With a deprecatory, philosophic gesture the Footeman said, "No doubt so does Mr. Foote himself." He shuffled and reshuffled his documents, in an effort to conjure up something more. "Oh. One item. Not related that we know of, but interesting. A Yance-man, female, named Arlene Davidson, who has a demesne in New Jersey; the Agency's top draftsman. Died of a massive coronary during the past weekend. Late Saturday night."
"Any effort made to obtain an artiforg heart for her?"
"None."
"The skunk," Runcible said, meaning Brose. Hating him--if it were possible to hate Brose any more than he did already.
"She was known," the Footeman said, "to have a weak heart. Enlarged, from childhood, due to rheumatic fever."
"In other words--"
"She may have been given a deadline for something major; overworked. But that's conjecture. It is not usual, however, for Brose to go so often out of Geneva to New York; he is, after all, in his eighties. This 'special project'--"
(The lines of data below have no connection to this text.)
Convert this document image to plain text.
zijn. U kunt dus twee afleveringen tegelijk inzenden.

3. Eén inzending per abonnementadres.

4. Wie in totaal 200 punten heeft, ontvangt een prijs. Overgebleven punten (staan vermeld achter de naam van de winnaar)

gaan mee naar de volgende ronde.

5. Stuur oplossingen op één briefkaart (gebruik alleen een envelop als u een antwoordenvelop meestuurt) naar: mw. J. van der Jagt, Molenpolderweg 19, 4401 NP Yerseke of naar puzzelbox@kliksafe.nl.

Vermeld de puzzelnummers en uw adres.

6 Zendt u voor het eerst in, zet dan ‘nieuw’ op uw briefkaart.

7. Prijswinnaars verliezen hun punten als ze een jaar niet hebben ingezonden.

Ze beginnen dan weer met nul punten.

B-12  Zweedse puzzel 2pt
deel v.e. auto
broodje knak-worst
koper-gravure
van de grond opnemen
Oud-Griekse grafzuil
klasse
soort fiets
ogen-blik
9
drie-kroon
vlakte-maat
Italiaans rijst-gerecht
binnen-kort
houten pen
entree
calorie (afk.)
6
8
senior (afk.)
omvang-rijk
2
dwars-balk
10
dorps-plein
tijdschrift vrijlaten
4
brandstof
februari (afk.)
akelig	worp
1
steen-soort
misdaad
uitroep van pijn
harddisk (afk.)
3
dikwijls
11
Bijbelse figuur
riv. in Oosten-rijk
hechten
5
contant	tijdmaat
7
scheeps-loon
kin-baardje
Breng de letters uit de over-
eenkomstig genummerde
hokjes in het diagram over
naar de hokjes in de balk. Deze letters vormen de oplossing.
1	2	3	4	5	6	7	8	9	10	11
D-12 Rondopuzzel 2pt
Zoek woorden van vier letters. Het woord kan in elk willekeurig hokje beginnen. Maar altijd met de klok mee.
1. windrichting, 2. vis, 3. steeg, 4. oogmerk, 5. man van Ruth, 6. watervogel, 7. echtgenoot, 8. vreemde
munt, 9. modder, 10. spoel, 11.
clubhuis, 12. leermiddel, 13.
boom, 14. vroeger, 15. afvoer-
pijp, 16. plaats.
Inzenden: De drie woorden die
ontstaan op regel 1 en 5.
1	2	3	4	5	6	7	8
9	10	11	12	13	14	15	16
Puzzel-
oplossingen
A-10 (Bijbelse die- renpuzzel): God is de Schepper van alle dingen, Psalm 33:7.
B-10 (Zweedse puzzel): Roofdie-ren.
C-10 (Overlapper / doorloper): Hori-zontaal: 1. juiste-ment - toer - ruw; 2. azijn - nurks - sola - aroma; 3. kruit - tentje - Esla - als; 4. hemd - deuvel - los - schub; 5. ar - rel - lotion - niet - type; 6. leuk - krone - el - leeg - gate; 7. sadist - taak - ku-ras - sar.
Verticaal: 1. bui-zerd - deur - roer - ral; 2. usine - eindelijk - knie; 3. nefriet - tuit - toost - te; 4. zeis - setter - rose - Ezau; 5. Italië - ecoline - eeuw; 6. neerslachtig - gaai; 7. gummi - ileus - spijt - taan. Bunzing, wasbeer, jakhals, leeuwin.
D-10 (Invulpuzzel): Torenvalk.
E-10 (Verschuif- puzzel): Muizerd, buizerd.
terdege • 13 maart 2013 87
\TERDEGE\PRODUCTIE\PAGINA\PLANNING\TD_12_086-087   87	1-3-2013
"Yeah," Runcible agreed. "It must really be something." Again he pondered, and then he said, "Brose has, of course, penetrated deep into my enterprise."
"Correct."
"But I don't know and you don't know--"
"We have never been able to tag the Brose agent or agents in your operations. I'm sorry." He looked, too, genuinely unhappy; it would have been a major coup of Webster Foote, Limited, to have unearthed the Brose-creatures on Runcible's payroll.
"What I'm wondering about," Runcible murmured, "is Utah."
"Pardon?"
"I'm all ready to give the signal to my auto-rigs and leady teams near what used to be St. George to go ahead." This was pretty widely known.
"Mr. Foote is aware of that, but he has no recommendation; at least none he passed on to me."
Raising himself up, then turning over and getting to his feet, Louis Runcible said, "I guess there's no use in waiting. I'll vid them to go ahead and start digging. And hope."